Regulatory standards are easy to track as they migrate. In contrast, the value presumptions that characterize rights are less easily discernible and may be identifiable only in retrospect. This ambiguity is problematic in contexts where an amorphous body of European constitutional values is now effectively “latched onto” the EU’s regulatory standards as they migrate to other jurisdictions. Like fugitives, these rights escape their EU context, evade detection by non-EU countries, and get incorporated into these countries’ regulatory standards. This fugitive rights element of the Brussels effect must be acknowledged and should be questioned.

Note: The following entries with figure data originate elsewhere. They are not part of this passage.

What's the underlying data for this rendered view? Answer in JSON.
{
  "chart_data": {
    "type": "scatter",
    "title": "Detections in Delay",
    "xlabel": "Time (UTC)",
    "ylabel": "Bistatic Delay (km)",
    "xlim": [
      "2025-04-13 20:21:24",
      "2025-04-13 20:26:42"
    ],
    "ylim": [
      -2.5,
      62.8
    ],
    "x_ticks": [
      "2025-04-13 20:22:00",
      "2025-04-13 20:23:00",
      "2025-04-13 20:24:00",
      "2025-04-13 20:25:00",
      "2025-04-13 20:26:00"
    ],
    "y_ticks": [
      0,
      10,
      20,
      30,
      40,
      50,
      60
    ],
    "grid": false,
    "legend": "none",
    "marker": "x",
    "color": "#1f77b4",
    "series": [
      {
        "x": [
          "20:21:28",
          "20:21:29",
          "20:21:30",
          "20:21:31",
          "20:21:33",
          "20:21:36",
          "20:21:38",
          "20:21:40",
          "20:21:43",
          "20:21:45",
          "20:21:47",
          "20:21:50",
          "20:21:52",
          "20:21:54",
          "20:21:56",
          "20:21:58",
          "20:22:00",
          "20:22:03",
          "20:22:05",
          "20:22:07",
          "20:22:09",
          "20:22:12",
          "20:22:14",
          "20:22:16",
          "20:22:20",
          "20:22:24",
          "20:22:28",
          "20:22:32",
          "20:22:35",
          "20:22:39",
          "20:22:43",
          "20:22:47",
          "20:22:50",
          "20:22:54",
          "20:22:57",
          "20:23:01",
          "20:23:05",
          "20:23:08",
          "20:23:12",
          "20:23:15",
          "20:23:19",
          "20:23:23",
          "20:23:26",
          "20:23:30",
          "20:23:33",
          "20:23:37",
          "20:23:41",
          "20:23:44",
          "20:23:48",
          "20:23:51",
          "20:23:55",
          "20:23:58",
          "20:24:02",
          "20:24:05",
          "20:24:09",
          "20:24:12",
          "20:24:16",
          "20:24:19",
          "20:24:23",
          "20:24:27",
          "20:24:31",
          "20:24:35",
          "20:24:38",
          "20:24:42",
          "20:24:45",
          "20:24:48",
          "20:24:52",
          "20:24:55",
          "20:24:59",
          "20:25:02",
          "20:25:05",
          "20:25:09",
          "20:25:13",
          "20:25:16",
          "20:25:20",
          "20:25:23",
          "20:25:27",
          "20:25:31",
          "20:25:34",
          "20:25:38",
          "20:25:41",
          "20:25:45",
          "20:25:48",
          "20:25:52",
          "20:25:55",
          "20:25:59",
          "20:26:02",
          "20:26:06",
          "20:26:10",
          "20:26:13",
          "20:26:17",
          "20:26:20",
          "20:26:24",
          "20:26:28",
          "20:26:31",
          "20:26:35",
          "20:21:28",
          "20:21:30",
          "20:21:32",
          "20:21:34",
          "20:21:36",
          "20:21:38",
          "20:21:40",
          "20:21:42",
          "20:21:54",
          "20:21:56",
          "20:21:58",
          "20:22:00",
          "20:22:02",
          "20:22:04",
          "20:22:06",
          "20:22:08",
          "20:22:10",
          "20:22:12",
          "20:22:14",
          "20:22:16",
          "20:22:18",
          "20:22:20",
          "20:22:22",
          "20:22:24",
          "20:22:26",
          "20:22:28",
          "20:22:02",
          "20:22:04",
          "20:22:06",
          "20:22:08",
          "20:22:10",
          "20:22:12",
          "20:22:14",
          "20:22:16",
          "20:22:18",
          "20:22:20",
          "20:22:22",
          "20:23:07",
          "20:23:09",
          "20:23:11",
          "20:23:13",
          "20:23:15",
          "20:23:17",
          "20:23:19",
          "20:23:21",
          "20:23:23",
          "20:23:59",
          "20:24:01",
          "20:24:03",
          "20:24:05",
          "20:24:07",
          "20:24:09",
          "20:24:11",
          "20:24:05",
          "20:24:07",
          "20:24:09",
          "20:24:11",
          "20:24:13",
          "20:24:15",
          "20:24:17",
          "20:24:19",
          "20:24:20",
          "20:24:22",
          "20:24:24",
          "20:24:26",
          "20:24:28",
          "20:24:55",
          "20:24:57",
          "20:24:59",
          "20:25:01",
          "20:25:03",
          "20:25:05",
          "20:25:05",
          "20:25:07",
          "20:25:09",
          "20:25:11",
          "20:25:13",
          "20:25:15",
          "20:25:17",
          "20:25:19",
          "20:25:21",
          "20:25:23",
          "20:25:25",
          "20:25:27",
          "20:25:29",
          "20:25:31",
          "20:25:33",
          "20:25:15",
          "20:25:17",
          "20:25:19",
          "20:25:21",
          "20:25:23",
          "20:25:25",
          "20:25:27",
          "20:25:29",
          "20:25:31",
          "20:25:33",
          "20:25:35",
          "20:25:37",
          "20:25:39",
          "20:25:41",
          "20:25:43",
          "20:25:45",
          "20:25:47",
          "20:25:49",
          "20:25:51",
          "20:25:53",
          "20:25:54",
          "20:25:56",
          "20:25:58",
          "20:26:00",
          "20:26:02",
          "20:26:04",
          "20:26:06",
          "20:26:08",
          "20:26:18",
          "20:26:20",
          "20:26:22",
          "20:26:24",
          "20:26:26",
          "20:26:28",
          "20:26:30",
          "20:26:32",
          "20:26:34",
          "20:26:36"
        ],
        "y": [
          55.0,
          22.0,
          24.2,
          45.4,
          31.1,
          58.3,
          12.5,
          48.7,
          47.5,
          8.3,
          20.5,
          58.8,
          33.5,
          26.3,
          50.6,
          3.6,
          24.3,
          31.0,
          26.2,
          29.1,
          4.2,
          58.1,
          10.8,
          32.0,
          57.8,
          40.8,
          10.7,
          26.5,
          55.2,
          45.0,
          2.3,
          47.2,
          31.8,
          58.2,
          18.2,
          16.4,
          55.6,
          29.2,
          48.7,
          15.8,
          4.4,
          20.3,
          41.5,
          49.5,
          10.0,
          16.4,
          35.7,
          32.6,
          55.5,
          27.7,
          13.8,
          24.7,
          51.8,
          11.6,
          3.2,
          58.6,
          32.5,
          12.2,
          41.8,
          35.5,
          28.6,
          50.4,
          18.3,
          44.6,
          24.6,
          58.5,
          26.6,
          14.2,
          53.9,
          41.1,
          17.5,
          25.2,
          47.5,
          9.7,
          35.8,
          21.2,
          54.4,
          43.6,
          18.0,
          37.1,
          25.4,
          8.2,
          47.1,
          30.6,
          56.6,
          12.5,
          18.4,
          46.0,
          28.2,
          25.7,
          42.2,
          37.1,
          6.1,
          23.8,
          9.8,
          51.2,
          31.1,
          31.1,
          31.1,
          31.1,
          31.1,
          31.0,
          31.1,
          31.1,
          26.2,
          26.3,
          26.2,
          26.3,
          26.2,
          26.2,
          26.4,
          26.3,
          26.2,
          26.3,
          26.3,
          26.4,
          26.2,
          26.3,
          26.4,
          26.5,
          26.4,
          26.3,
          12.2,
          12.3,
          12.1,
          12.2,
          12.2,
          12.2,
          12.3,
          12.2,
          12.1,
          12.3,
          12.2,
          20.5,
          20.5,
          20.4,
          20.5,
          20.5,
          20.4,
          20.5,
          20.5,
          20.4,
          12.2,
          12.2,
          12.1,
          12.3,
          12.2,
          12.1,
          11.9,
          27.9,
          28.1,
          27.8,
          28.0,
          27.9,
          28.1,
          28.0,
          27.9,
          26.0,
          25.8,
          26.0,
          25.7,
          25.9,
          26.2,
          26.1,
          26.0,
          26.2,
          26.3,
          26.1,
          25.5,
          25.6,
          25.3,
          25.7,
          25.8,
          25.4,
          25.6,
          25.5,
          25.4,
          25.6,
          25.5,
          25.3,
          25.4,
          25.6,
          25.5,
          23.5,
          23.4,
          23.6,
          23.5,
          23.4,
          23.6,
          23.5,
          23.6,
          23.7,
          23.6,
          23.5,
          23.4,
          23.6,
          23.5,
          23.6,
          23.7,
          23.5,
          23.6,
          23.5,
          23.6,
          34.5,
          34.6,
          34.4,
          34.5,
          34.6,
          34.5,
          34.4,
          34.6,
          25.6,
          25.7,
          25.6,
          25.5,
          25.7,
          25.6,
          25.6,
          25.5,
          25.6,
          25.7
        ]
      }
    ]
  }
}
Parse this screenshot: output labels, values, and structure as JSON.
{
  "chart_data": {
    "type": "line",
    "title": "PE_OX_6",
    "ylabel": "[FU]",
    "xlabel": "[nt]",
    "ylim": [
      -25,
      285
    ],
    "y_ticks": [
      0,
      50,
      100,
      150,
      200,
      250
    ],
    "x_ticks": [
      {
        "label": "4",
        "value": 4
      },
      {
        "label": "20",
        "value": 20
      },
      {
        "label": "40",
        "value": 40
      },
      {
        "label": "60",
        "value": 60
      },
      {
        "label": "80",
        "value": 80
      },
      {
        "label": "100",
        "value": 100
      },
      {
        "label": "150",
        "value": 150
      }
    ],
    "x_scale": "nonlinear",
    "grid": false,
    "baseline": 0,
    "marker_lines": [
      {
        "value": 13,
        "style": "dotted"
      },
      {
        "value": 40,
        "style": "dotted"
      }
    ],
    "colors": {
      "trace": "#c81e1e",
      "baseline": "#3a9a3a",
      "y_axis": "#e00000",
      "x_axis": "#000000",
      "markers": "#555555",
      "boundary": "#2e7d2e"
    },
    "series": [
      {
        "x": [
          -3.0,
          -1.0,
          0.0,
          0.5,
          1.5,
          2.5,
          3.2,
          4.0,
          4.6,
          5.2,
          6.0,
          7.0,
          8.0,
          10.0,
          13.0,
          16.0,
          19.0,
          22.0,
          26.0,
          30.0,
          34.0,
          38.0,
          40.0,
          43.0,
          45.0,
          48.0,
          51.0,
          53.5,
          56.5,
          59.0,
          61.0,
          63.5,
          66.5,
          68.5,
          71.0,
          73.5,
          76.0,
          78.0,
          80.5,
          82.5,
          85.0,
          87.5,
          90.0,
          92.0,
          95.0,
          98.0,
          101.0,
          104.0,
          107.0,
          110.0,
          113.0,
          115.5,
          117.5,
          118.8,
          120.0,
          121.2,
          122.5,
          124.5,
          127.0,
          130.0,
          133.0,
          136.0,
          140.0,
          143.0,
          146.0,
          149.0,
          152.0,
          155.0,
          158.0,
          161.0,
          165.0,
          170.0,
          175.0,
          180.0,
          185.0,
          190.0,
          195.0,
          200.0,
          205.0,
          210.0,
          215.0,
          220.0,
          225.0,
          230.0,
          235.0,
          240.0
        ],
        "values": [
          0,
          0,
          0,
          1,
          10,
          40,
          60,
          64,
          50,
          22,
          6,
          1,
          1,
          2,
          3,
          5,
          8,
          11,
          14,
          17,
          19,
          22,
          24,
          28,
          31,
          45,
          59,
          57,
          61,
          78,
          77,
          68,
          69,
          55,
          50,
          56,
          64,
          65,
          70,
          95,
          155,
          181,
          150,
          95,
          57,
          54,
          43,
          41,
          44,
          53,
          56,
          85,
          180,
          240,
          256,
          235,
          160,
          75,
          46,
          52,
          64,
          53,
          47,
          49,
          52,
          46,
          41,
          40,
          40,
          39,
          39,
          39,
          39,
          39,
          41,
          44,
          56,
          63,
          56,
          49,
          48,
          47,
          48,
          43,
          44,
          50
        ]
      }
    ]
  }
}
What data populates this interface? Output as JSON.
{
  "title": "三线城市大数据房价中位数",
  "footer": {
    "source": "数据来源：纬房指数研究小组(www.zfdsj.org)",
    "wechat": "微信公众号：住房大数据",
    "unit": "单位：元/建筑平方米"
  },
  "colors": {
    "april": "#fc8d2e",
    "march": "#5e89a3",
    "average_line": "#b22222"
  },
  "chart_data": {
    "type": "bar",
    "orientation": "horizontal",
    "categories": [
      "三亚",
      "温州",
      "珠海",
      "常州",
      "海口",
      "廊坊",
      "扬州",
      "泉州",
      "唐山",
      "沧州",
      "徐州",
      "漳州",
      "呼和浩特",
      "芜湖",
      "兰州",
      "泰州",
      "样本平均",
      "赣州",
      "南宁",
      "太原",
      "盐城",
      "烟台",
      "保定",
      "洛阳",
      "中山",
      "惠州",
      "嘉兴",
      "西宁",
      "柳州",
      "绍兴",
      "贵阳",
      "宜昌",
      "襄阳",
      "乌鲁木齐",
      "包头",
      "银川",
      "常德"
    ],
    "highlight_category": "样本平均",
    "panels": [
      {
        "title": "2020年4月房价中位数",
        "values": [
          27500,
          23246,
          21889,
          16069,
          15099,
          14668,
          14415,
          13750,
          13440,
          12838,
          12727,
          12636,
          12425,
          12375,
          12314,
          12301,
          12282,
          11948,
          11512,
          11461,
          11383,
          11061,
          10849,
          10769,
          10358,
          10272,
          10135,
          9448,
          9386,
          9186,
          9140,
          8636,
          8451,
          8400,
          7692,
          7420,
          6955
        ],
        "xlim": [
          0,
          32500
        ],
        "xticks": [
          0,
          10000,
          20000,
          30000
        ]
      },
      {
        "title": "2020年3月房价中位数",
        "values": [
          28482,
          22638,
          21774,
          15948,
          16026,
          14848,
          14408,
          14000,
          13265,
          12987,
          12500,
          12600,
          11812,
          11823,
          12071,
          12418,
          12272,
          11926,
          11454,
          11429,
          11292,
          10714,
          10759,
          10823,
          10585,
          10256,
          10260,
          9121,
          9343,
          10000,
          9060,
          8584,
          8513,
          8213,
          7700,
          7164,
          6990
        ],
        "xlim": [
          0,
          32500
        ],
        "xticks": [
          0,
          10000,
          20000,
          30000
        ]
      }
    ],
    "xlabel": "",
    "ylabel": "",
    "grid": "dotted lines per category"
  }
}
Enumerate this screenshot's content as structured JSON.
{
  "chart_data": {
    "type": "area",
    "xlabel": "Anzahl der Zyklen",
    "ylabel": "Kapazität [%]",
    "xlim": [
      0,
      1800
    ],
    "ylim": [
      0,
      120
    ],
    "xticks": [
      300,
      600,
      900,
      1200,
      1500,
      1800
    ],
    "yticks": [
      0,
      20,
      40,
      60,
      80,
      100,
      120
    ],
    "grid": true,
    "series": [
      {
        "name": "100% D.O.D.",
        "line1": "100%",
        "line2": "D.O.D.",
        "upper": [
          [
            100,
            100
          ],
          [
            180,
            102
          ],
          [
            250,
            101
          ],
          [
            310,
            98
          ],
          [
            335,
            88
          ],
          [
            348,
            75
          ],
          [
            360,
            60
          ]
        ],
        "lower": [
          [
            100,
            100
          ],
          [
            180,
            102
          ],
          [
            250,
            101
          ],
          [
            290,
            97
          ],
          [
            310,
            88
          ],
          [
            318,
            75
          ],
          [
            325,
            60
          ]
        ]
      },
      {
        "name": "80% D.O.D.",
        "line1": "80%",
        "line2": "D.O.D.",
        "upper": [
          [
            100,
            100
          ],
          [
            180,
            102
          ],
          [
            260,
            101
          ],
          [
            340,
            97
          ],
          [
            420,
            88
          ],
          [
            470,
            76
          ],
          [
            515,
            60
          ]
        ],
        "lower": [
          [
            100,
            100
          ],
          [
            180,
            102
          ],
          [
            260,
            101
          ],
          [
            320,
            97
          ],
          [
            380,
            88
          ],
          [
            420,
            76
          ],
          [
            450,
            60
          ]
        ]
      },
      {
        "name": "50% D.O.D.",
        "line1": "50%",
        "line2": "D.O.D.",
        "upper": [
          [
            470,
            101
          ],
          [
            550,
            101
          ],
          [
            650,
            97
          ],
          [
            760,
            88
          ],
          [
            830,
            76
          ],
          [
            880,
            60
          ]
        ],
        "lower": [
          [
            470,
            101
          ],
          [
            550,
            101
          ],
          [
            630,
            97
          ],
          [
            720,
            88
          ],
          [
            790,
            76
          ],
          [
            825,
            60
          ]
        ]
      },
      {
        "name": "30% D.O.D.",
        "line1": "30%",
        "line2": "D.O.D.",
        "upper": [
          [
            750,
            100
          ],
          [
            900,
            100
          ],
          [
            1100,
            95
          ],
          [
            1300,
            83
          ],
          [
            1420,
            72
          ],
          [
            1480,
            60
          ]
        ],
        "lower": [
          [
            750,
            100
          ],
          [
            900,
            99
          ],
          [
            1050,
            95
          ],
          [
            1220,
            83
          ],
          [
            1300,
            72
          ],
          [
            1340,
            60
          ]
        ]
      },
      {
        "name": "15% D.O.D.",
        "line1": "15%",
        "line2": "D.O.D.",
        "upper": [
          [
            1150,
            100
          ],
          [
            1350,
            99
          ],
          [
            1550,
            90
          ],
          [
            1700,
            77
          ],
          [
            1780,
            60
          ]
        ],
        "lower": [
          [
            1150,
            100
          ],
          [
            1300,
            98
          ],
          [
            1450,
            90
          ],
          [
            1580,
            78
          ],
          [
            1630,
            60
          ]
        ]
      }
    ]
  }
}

Critical engagement of rights-based regulation is necessary because rights have cultural specificity. They develop in discrete socio-political contexts and in response to the historical experiences and contemporaneous concerns of their jurisdictions. As a result, a European understanding of rights may not capture the particular aspects that would make the right valuable to citizens in the United States or any other country.

More fundamentally, the current pattern of exportation of regulations and rights means that the flaws of European privacy jurisprudence will become globalized, and ultimately they will reach a level of entrenchment that is hard to undo.

Setting aside the knottier issues of sovereignty and, indeed, the desirability of a more constitutionalized treatment of personal data, the recent Schrems II decision forces regulators to acknowledge that, when speaking about and engaging with the Brussels effect in the coming years, they must do so with the understanding that it represents more than a regulatory trend. It represents a risk of global cultural impact.

Róisín Á. Costello

Róisín Á. Costello is an assistant professor in law at Dublin City University’s School of Law and Government.